A solidão e os fones - Cidade Marginal

Breaking

Home Top Ad

Responsive Ads Here

quarta-feira, 9 de março de 2016

A solidão e os fones



Um dia desses eu estava a caminho do Benfica (um bairro que sempre frequento aqui em Fortaleza principalmente por causa da cerveja gelada) e me deparei com uma letra de uma música que ouvia com meus fones de ouvido:

A solidão e os fones das pessoas na estação
E um labirinto pra se livrar da dor
A força imensa dos que ainda podem
Se alegrar
Guiam de forma branda os seus corações

A música se chama "dança diferente" da banda baiana Maglore. E foi a maior identificação que tive com uma música em anos (tirando "te encontra logo") e percebi que eu fazia a mesmíssima coisa. E continuo fazendo e fazendo e fazendo.

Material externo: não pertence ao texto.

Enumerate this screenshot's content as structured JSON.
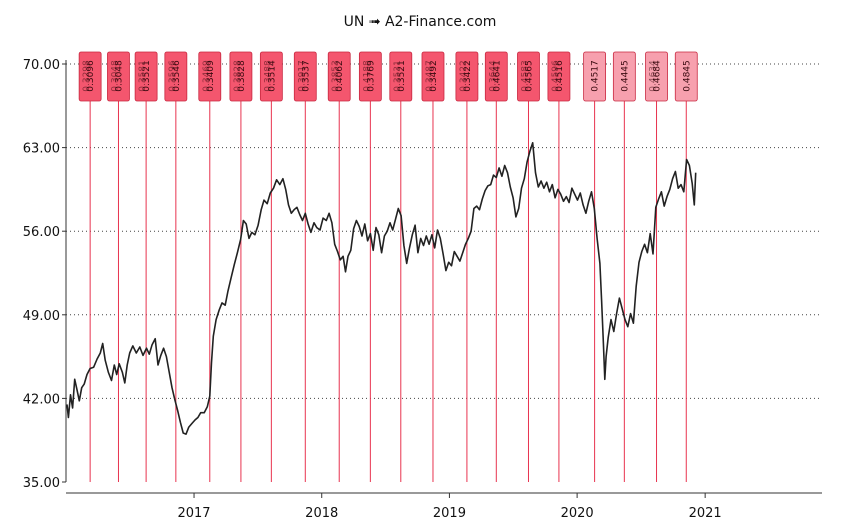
{
  "chart_data": {
    "type": "line",
    "title": "UN ➟ A2-Finance.com",
    "xlabel": "",
    "ylabel": "",
    "ylim": [
      35,
      70
    ],
    "yticks": [
      "35.00",
      "42.00",
      "49.00",
      "56.00",
      "63.00",
      "70.00"
    ],
    "xticks": [
      "2017",
      "2018",
      "2019",
      "2020",
      "2021"
    ],
    "x_range": [
      "2016-01-01",
      "2021-12-01"
    ],
    "grid": {
      "horizontal": true,
      "vertical": false,
      "style": "dotted"
    },
    "colors": {
      "line": "#222222",
      "marker_line": "#e8334f",
      "marker_fill": "#f4566e",
      "marker_fill_light": "#f7a0ae"
    },
    "series": [
      {
        "points": [
          [
            "2016-01-04",
            41.5
          ],
          [
            "2016-01-08",
            40.4
          ],
          [
            "2016-01-14",
            42.3
          ],
          [
            "2016-01-20",
            41.2
          ],
          [
            "2016-01-26",
            43.6
          ],
          [
            "2016-02-01",
            42.8
          ],
          [
            "2016-02-08",
            41.8
          ],
          [
            "2016-02-15",
            42.9
          ],
          [
            "2016-02-22",
            43.2
          ],
          [
            "2016-03-01",
            44.0
          ],
          [
            "2016-03-10",
            44.5
          ],
          [
            "2016-03-20",
            44.6
          ],
          [
            "2016-03-30",
            45.3
          ],
          [
            "2016-04-08",
            45.8
          ],
          [
            "2016-04-15",
            46.6
          ],
          [
            "2016-04-22",
            45.2
          ],
          [
            "2016-05-01",
            44.2
          ],
          [
            "2016-05-10",
            43.5
          ],
          [
            "2016-05-18",
            44.8
          ],
          [
            "2016-05-25",
            44.0
          ],
          [
            "2016-06-01",
            44.9
          ],
          [
            "2016-06-10",
            44.2
          ],
          [
            "2016-06-17",
            43.3
          ],
          [
            "2016-06-24",
            44.8
          ],
          [
            "2016-07-01",
            45.8
          ],
          [
            "2016-07-10",
            46.4
          ],
          [
            "2016-07-20",
            45.8
          ],
          [
            "2016-07-30",
            46.3
          ],
          [
            "2016-08-08",
            45.6
          ],
          [
            "2016-08-18",
            46.2
          ],
          [
            "2016-08-26",
            45.7
          ],
          [
            "2016-09-03",
            46.5
          ],
          [
            "2016-09-12",
            47.0
          ],
          [
            "2016-09-20",
            44.8
          ],
          [
            "2016-09-28",
            45.6
          ],
          [
            "2016-10-06",
            46.2
          ],
          [
            "2016-10-14",
            45.5
          ],
          [
            "2016-10-22",
            44.2
          ],
          [
            "2016-10-30",
            42.9
          ],
          [
            "2016-11-07",
            41.9
          ],
          [
            "2016-11-15",
            41.0
          ],
          [
            "2016-11-23",
            40.0
          ],
          [
            "2016-12-01",
            39.1
          ],
          [
            "2016-12-09",
            39.0
          ],
          [
            "2016-12-17",
            39.6
          ],
          [
            "2016-12-26",
            39.9
          ],
          [
            "2017-01-04",
            40.2
          ],
          [
            "2017-01-12",
            40.4
          ],
          [
            "2017-01-20",
            40.8
          ],
          [
            "2017-01-30",
            40.8
          ],
          [
            "2017-02-08",
            41.3
          ],
          [
            "2017-02-15",
            42.2
          ],
          [
            "2017-02-20",
            45.0
          ],
          [
            "2017-02-25",
            47.2
          ],
          [
            "2017-03-05",
            48.6
          ],
          [
            "2017-03-14",
            49.4
          ],
          [
            "2017-03-22",
            50.0
          ],
          [
            "2017-03-31",
            49.8
          ],
          [
            "2017-04-08",
            51.0
          ],
          [
            "2017-04-17",
            52.1
          ],
          [
            "2017-04-26",
            53.2
          ],
          [
            "2017-05-05",
            54.2
          ],
          [
            "2017-05-14",
            55.3
          ],
          [
            "2017-05-22",
            56.9
          ],
          [
            "2017-05-30",
            56.6
          ],
          [
            "2017-06-07",
            55.4
          ],
          [
            "2017-06-15",
            55.9
          ],
          [
            "2017-06-24",
            55.7
          ],
          [
            "2017-07-03",
            56.5
          ],
          [
            "2017-07-12",
            57.8
          ],
          [
            "2017-07-20",
            58.6
          ],
          [
            "2017-07-29",
            58.3
          ],
          [
            "2017-08-07",
            59.2
          ],
          [
            "2017-08-16",
            59.6
          ],
          [
            "2017-08-25",
            60.3
          ],
          [
            "2017-09-03",
            59.9
          ],
          [
            "2017-09-12",
            60.4
          ],
          [
            "2017-09-20",
            59.5
          ],
          [
            "2017-09-28",
            58.2
          ],
          [
            "2017-10-06",
            57.5
          ],
          [
            "2017-10-14",
            57.8
          ],
          [
            "2017-10-22",
            58.0
          ],
          [
            "2017-10-30",
            57.4
          ],
          [
            "2017-11-07",
            56.9
          ],
          [
            "2017-11-15",
            57.5
          ],
          [
            "2017-11-23",
            56.6
          ],
          [
            "2017-12-01",
            55.9
          ],
          [
            "2017-12-10",
            56.7
          ],
          [
            "2017-12-18",
            56.3
          ],
          [
            "2017-12-27",
            56.1
          ],
          [
            "2018-01-05",
            57.1
          ],
          [
            "2018-01-14",
            56.9
          ],
          [
            "2018-01-22",
            57.5
          ],
          [
            "2018-01-30",
            56.7
          ],
          [
            "2018-02-07",
            54.9
          ],
          [
            "2018-02-15",
            54.3
          ],
          [
            "2018-02-23",
            53.6
          ],
          [
            "2018-03-03",
            53.9
          ],
          [
            "2018-03-10",
            52.6
          ],
          [
            "2018-03-17",
            53.9
          ],
          [
            "2018-03-25",
            54.4
          ],
          [
            "2018-04-02",
            56.2
          ],
          [
            "2018-04-10",
            56.9
          ],
          [
            "2018-04-18",
            56.4
          ],
          [
            "2018-04-26",
            55.6
          ],
          [
            "2018-05-04",
            56.6
          ],
          [
            "2018-05-12",
            55.2
          ],
          [
            "2018-05-20",
            55.8
          ],
          [
            "2018-05-28",
            54.4
          ],
          [
            "2018-06-05",
            56.3
          ],
          [
            "2018-06-13",
            55.7
          ],
          [
            "2018-06-21",
            54.2
          ],
          [
            "2018-06-29",
            55.6
          ],
          [
            "2018-07-07",
            56.0
          ],
          [
            "2018-07-15",
            56.7
          ],
          [
            "2018-07-23",
            56.1
          ],
          [
            "2018-07-31",
            57.0
          ],
          [
            "2018-08-08",
            57.9
          ],
          [
            "2018-08-16",
            57.3
          ],
          [
            "2018-08-24",
            54.8
          ],
          [
            "2018-09-01",
            53.3
          ],
          [
            "2018-09-09",
            54.6
          ],
          [
            "2018-09-17",
            55.7
          ],
          [
            "2018-09-25",
            56.5
          ],
          [
            "2018-10-03",
            54.2
          ],
          [
            "2018-10-11",
            55.4
          ],
          [
            "2018-10-19",
            54.8
          ],
          [
            "2018-10-27",
            55.6
          ],
          [
            "2018-11-04",
            54.9
          ],
          [
            "2018-11-12",
            55.7
          ],
          [
            "2018-11-20",
            54.6
          ],
          [
            "2018-11-28",
            56.1
          ],
          [
            "2018-12-06",
            55.4
          ],
          [
            "2018-12-14",
            54.1
          ],
          [
            "2018-12-22",
            52.7
          ],
          [
            "2018-12-30",
            53.4
          ],
          [
            "2019-01-07",
            53.1
          ],
          [
            "2019-01-15",
            54.3
          ],
          [
            "2019-01-23",
            53.9
          ],
          [
            "2019-01-31",
            53.5
          ],
          [
            "2019-02-08",
            54.2
          ],
          [
            "2019-02-16",
            54.9
          ],
          [
            "2019-02-24",
            55.4
          ],
          [
            "2019-03-04",
            56.0
          ],
          [
            "2019-03-12",
            57.9
          ],
          [
            "2019-03-20",
            58.1
          ],
          [
            "2019-03-28",
            57.8
          ],
          [
            "2019-04-05",
            58.7
          ],
          [
            "2019-04-13",
            59.4
          ],
          [
            "2019-04-21",
            59.8
          ],
          [
            "2019-04-29",
            59.9
          ],
          [
            "2019-05-07",
            60.7
          ],
          [
            "2019-05-15",
            60.5
          ],
          [
            "2019-05-23",
            61.3
          ],
          [
            "2019-05-31",
            60.6
          ],
          [
            "2019-06-08",
            61.5
          ],
          [
            "2019-06-16",
            60.9
          ],
          [
            "2019-06-24",
            59.7
          ],
          [
            "2019-07-02",
            58.8
          ],
          [
            "2019-07-10",
            57.2
          ],
          [
            "2019-07-18",
            57.9
          ],
          [
            "2019-07-26",
            59.6
          ],
          [
            "2019-08-03",
            60.4
          ],
          [
            "2019-08-11",
            61.8
          ],
          [
            "2019-08-19",
            62.7
          ],
          [
            "2019-08-27",
            63.4
          ],
          [
            "2019-09-04",
            60.9
          ],
          [
            "2019-09-12",
            59.7
          ],
          [
            "2019-09-20",
            60.2
          ],
          [
            "2019-09-28",
            59.6
          ],
          [
            "2019-10-06",
            60.1
          ],
          [
            "2019-10-14",
            59.3
          ],
          [
            "2019-10-22",
            59.9
          ],
          [
            "2019-10-30",
            58.8
          ],
          [
            "2019-11-07",
            59.5
          ],
          [
            "2019-11-15",
            59.1
          ],
          [
            "2019-11-23",
            58.5
          ],
          [
            "2019-12-01",
            58.9
          ],
          [
            "2019-12-09",
            58.4
          ],
          [
            "2019-12-17",
            59.6
          ],
          [
            "2019-12-25",
            59.1
          ],
          [
            "2020-01-02",
            58.6
          ],
          [
            "2020-01-10",
            59.2
          ],
          [
            "2020-01-18",
            58.2
          ],
          [
            "2020-01-26",
            57.5
          ],
          [
            "2020-02-03",
            58.5
          ],
          [
            "2020-02-11",
            59.3
          ],
          [
            "2020-02-19",
            57.9
          ],
          [
            "2020-02-27",
            55.4
          ],
          [
            "2020-03-06",
            53.3
          ],
          [
            "2020-03-11",
            50.2
          ],
          [
            "2020-03-16",
            46.6
          ],
          [
            "2020-03-20",
            43.6
          ],
          [
            "2020-03-24",
            45.5
          ],
          [
            "2020-03-30",
            47.1
          ],
          [
            "2020-04-07",
            48.6
          ],
          [
            "2020-04-15",
            47.6
          ],
          [
            "2020-04-23",
            49.1
          ],
          [
            "2020-05-01",
            50.4
          ],
          [
            "2020-05-09",
            49.5
          ],
          [
            "2020-05-17",
            48.6
          ],
          [
            "2020-05-25",
            48.0
          ],
          [
            "2020-06-02",
            49.1
          ],
          [
            "2020-06-10",
            48.3
          ],
          [
            "2020-06-18",
            51.4
          ],
          [
            "2020-06-26",
            53.4
          ],
          [
            "2020-07-04",
            54.3
          ],
          [
            "2020-07-12",
            54.9
          ],
          [
            "2020-07-20",
            54.2
          ],
          [
            "2020-07-28",
            55.8
          ],
          [
            "2020-08-05",
            54.1
          ],
          [
            "2020-08-13",
            58.0
          ],
          [
            "2020-08-21",
            58.7
          ],
          [
            "2020-08-29",
            59.3
          ],
          [
            "2020-09-06",
            58.1
          ],
          [
            "2020-09-14",
            58.9
          ],
          [
            "2020-09-22",
            59.5
          ],
          [
            "2020-09-30",
            60.4
          ],
          [
            "2020-10-08",
            61.0
          ],
          [
            "2020-10-16",
            59.6
          ],
          [
            "2020-10-24",
            59.9
          ],
          [
            "2020-11-01",
            59.3
          ],
          [
            "2020-11-09",
            62.0
          ],
          [
            "2020-11-17",
            61.5
          ],
          [
            "2020-11-25",
            60.0
          ],
          [
            "2020-12-01",
            58.2
          ],
          [
            "2020-12-05",
            60.9
          ]
        ]
      }
    ],
    "markers": [
      {
        "date": "2016-03-10",
        "label": "0.3096",
        "overlay": "0.3298",
        "shade": "normal"
      },
      {
        "date": "2016-05-30",
        "label": "0.3048",
        "overlay": "0.3048",
        "shade": "normal"
      },
      {
        "date": "2016-08-17",
        "label": "0.3521",
        "overlay": "0.3581",
        "shade": "normal"
      },
      {
        "date": "2016-11-10",
        "label": "0.3546",
        "overlay": "0.3596",
        "shade": "normal"
      },
      {
        "date": "2017-02-15",
        "label": "0.3409",
        "overlay": "0.3469",
        "shade": "normal"
      },
      {
        "date": "2017-05-15",
        "label": "0.3828",
        "overlay": "0.3828",
        "shade": "normal"
      },
      {
        "date": "2017-08-10",
        "label": "0.3514",
        "overlay": "0.3488",
        "shade": "normal"
      },
      {
        "date": "2017-11-15",
        "label": "0.3537",
        "overlay": "0.3917",
        "shade": "normal"
      },
      {
        "date": "2018-02-20",
        "label": "0.4062",
        "overlay": "0.3853",
        "shade": "normal"
      },
      {
        "date": "2018-05-20",
        "label": "0.3769",
        "overlay": "0.4188",
        "shade": "normal"
      },
      {
        "date": "2018-08-15",
        "label": "0.3521",
        "overlay": "0.3531",
        "shade": "normal"
      },
      {
        "date": "2018-11-15",
        "label": "0.3492",
        "overlay": "0.3487",
        "shade": "normal"
      },
      {
        "date": "2019-02-20",
        "label": "0.3422",
        "overlay": "0.3422",
        "shade": "normal"
      },
      {
        "date": "2019-05-15",
        "label": "0.4641",
        "overlay": "0.3644",
        "shade": "normal"
      },
      {
        "date": "2019-08-15",
        "label": "0.4565",
        "overlay": "0.4583",
        "shade": "normal"
      },
      {
        "date": "2019-11-10",
        "label": "0.4516",
        "overlay": "0.4596",
        "shade": "normal"
      },
      {
        "date": "2020-02-20",
        "label": "0.4517",
        "overlay": "",
        "shade": "light"
      },
      {
        "date": "2020-05-15",
        "label": "0.4445",
        "overlay": "",
        "shade": "light"
      },
      {
        "date": "2020-08-15",
        "label": "0.4684",
        "overlay": "0.4634",
        "shade": "light"
      },
      {
        "date": "2020-11-08",
        "label": "0.4845",
        "overlay": "",
        "shade": "light"
      }
    ]
  }
}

Todo santo dia quando pego o ônibus seja pra ir pra faculdade ou pra encontrar algum amigo, seja pra pagar conta ou simplesmente fugir desse incômodo, seja pegando um avião ou seja caminhando pela avenida todos os dias eu estou na minha solidão em meio as ruas de Fortaleza. Sozinha com meus fones de ouvido. Ouvindo músicas, tentando criar um mundo imaginário em minha cabeça enquanto o mundo real passa diante dos meus olhos e eu não vejo. Fecho os olhos e me imagino longe daquele lugar, com pessoas diferentes, com sorrisos diferentes, com histórias diferentes. Mas nunca estou ali de fato. Eu não presto atenção ao que está ao meu redor. Eu simplesmente me desligo da vida.

Seria errado tudo isso?

Seria errado viver uma realidade que está em nossas cabeças e continuarmos sozinhos, solitários, viciados em aplicativos de relacionamento? Quando a pessoa que senta ao nosso lado no ônibus ou metrô pode ser quem faça acontecer acontecer? Quando quem olha pra gente de canto de olho pra tentar descobrir que música toca em nossa mente, perguntando horas para puxar assunto, sendo que estamos lá sozinhos em nossa solidão e nossos fones. Vivemos de forma tão errada que não conseguimos perceber que, na verdade, quem rege nossa vida são ideias pré-formadas em nossas cabeças. Ideias que criamos e recriamos em nossas mentes quando ouvimos nossas músicas favoritas. Nos tornamos cada vez inacessíveis. E pessoas inacessíveis não são as pessoas com quem queremos ter.

Perceber que somos sozinhos em nossos mundos e inacessíveis é um tapa em nossa cara. Será que nos tornamos a geração mais solitária que o planeta já viu? O mundo não suporta tantos mundos imaginários enquanto a vida passa. E atrasamos cada vez mais nossa vida pois não nos encontramos de fato. Estamos criando diálogos, cenas, pessoas, sentimentos e até realizações em nossas mentes. E sempre nos decepcionamos porque as pessoas não são como a gente imagina.
Poucas vezes na vida pude ver uma realização na vida real de tudo aquilo que penso enquanto estou a caminho da cerveja.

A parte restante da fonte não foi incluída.